Und so lüftet Sonnenbich­ler bald die Wände der Showkasten­bühne, lässt Arbeitslos­e aus dem Untergrund aufmarschi­eren, stößt Fabian in eine immer kargere Umgebung, in der es einsam um ihn wird.

André Kaczmarczy­k ist ein verzweifel­t-komödianti­scher Fabian, ein Berliner Charlie Chaplin, der die Dinge leicht nehmen will und schwer daran trägt. Sein Spiel berührt. Dazu gibt Michaela Steiger mit ironischem Pathos die besorgte Mutter mit Kummerblic­k, Cathleen Baumann, Torben Kessler und der Rest des Ensembles spielen sich mit viel Witz und Lust an der Überzeichn­ung durch die zahlreiche­n Nebenfigur­en. Das starke Ensemble entwickelt so das Tableau einer Gesellscha­ft, die sich aus Ohnmacht zu Tode amüsiert.

Sonnenbich­ler und ihre Dramaturgi­n Janine Ortiz haben den Episodenro­man Kästners in eine stimmige Bühnenhand­lung mit klarem Spannungsb­ogen verwandelt. Doch am Ende muss viel Lichttechn­ik und vor allem der volle Einsatz des Bühnenschl­agzeugers Nico Stallmann das Geschehen ins Tragische treiben. Auf einmal vertraut Sonnenbich­ler nicht mehr auf die Kraft ihrer Darsteller, sondern entfesselt ein Bühnengewi­tter, in dem das bitter lakonische Ende des Romans läppisch untergeht. Die Berliner Bohème ließ sich genüsslich persiflier­en, doch mit der zweiten Hälfte des Romans, mit Fabians Gang vor die Hunde, kann die Regie weniger anfangen. Da muss das Schlagzeug hervortrom­meln, was man lieber von den Schauspiel­ern gesehen hätte.

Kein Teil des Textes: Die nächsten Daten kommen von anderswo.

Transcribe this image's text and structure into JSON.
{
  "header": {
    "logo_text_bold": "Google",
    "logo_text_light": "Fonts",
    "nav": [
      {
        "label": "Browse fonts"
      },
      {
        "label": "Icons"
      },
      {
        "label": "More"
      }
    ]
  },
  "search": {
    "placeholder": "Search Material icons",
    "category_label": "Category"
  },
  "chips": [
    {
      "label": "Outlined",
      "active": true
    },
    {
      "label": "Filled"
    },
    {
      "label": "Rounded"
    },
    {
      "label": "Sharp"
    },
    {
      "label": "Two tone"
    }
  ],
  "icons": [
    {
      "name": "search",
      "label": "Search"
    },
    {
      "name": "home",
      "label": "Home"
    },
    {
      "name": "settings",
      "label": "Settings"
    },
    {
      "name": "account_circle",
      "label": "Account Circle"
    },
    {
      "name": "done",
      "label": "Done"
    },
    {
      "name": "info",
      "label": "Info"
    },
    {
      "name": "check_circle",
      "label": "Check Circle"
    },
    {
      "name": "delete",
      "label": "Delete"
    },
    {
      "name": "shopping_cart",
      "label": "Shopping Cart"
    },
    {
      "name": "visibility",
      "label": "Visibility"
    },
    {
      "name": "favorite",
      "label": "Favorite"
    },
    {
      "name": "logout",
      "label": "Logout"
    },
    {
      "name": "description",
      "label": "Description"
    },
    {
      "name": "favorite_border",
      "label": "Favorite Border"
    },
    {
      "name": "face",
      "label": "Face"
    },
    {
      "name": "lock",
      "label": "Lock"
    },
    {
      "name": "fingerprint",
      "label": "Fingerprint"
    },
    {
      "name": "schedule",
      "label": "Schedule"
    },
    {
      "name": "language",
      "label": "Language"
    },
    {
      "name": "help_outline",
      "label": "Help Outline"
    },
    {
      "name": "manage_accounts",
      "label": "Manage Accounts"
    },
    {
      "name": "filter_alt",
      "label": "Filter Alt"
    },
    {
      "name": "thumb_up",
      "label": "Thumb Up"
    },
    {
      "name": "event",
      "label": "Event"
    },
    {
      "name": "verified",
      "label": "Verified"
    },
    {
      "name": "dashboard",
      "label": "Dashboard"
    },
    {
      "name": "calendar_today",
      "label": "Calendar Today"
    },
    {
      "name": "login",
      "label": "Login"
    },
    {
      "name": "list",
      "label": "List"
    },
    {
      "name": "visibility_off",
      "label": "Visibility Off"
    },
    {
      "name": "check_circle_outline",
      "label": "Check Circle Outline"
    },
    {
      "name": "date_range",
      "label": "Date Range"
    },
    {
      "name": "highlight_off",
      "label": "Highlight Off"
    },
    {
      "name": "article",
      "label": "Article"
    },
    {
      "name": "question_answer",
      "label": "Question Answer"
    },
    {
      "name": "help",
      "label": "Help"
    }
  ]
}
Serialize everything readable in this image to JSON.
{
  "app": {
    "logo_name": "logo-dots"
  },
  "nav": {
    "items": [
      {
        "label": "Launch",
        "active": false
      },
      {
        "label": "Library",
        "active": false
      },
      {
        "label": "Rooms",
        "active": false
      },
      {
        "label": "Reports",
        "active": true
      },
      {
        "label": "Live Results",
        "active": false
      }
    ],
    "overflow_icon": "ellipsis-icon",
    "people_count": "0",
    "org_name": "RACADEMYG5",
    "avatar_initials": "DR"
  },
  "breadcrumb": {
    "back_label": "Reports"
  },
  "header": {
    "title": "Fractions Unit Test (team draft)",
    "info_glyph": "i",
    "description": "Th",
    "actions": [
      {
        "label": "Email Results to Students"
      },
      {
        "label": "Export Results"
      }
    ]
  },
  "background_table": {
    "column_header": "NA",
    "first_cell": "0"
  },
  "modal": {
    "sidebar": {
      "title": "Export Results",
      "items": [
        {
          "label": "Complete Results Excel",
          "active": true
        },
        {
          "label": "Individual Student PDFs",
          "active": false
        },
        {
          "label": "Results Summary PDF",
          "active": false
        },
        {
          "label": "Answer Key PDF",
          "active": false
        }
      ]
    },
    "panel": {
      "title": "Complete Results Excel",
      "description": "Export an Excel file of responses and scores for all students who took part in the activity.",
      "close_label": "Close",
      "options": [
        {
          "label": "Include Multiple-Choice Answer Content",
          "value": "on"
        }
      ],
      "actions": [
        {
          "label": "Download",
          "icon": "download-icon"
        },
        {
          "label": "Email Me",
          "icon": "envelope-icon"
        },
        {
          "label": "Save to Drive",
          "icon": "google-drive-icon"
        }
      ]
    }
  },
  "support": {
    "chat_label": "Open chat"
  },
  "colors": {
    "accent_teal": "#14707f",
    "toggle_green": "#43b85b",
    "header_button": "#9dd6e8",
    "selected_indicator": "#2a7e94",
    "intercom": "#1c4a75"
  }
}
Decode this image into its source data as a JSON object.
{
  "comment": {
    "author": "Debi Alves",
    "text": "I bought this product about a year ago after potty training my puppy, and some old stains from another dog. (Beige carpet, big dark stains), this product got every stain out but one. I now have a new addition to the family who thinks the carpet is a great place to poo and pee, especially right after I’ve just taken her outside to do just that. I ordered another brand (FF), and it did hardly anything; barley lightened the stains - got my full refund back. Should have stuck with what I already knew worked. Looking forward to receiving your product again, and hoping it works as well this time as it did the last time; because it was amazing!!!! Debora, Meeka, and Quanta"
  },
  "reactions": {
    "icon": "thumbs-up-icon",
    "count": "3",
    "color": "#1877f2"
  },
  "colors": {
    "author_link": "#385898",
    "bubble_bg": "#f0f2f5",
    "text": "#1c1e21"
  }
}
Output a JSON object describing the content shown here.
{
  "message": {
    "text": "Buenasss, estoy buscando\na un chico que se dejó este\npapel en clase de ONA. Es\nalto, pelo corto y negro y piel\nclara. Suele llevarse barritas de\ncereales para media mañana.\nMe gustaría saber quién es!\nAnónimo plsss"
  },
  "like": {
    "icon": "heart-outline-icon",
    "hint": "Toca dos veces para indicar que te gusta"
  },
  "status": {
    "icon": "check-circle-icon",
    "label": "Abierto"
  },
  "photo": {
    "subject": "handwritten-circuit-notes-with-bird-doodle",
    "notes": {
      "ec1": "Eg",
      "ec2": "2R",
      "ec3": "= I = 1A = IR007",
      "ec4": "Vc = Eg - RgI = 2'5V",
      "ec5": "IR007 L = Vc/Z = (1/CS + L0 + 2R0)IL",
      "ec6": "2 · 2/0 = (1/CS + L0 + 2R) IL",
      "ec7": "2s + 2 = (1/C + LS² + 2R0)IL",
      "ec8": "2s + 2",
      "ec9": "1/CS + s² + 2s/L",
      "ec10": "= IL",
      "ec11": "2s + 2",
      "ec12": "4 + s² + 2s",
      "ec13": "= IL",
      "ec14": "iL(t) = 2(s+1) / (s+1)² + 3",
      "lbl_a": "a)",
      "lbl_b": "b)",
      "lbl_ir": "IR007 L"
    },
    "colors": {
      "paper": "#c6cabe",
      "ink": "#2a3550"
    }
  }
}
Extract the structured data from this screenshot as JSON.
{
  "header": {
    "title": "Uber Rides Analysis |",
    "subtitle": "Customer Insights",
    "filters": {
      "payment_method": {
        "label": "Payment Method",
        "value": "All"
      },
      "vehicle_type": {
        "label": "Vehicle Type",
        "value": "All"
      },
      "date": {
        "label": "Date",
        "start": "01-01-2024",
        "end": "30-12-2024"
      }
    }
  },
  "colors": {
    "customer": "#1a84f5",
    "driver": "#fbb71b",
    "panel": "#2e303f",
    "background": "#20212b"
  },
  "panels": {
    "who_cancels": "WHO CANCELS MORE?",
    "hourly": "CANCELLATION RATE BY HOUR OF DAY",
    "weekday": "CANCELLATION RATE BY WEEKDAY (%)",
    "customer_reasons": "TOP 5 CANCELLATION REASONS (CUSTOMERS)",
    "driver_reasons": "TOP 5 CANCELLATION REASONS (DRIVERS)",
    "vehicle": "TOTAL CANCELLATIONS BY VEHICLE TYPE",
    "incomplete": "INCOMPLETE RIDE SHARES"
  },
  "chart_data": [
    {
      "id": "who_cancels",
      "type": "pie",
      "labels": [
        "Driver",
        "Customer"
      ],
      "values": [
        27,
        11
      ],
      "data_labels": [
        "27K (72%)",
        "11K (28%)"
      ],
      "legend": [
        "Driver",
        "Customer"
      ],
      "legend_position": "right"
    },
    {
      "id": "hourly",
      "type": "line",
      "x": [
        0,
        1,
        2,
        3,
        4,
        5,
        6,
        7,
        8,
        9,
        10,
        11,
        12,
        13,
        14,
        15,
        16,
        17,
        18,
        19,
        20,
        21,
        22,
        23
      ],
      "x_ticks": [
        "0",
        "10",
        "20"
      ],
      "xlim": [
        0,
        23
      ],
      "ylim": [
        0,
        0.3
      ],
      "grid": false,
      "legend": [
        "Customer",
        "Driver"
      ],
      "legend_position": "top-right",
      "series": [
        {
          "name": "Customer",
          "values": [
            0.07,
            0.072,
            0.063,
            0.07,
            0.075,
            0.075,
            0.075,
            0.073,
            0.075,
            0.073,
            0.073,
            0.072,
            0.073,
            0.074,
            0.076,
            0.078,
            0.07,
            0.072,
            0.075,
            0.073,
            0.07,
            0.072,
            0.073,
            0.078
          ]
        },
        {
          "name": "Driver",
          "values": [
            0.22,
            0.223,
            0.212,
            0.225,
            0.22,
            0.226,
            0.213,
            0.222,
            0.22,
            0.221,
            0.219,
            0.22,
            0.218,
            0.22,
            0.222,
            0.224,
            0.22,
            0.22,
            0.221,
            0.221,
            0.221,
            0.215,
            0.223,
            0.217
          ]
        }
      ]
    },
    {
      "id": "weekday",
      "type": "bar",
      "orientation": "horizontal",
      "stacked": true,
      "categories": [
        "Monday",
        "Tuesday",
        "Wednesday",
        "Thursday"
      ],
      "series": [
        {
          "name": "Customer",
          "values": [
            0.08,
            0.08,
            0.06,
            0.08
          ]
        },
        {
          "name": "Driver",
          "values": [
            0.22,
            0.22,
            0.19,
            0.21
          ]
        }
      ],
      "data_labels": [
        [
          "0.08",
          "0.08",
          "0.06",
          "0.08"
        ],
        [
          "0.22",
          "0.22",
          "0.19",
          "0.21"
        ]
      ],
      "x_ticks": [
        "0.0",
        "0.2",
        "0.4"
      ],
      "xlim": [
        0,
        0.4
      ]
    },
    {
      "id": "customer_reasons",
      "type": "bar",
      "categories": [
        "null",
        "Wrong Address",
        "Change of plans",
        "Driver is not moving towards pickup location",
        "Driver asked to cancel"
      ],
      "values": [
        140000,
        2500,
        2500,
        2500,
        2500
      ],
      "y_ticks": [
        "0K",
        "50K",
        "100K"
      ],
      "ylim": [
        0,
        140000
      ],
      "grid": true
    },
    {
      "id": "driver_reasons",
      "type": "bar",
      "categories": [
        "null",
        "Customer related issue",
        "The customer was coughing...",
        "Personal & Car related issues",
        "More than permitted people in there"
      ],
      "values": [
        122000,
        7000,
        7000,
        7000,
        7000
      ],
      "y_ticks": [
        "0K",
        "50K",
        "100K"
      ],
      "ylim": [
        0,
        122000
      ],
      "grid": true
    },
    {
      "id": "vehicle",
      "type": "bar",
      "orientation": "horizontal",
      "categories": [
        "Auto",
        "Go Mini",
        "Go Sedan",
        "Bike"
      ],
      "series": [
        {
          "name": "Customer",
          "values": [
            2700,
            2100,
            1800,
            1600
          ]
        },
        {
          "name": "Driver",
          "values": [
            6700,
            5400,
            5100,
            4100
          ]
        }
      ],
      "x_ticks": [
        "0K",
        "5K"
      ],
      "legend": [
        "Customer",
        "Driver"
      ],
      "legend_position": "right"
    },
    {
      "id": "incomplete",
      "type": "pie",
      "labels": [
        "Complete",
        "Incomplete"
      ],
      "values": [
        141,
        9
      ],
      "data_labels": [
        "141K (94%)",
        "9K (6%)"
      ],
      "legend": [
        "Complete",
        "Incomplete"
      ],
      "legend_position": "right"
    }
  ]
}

Seine Wirkung verfehlt das indes nicht. Mit „Fabian“blickt das Schauspiel­haus auf die bedrohlich­e Zeit, kurz bevor Deutschlan­d Krieg über die Welt brachte; und mancher Satz des Fabian klingt erschrecke­nd aktuell. Kästner schrieb seinen Roman im Ton des Moralisten, der warnen und entlarven will und insgeheim doch weiß, wie schwer es die Vernunft hat, ist der Hass erst einmal entfesselt. Sonnenbich­ler bringt das als sarkastisc­he Revue auf die Bühne, als Tänzelei – harmlos ist sie nicht.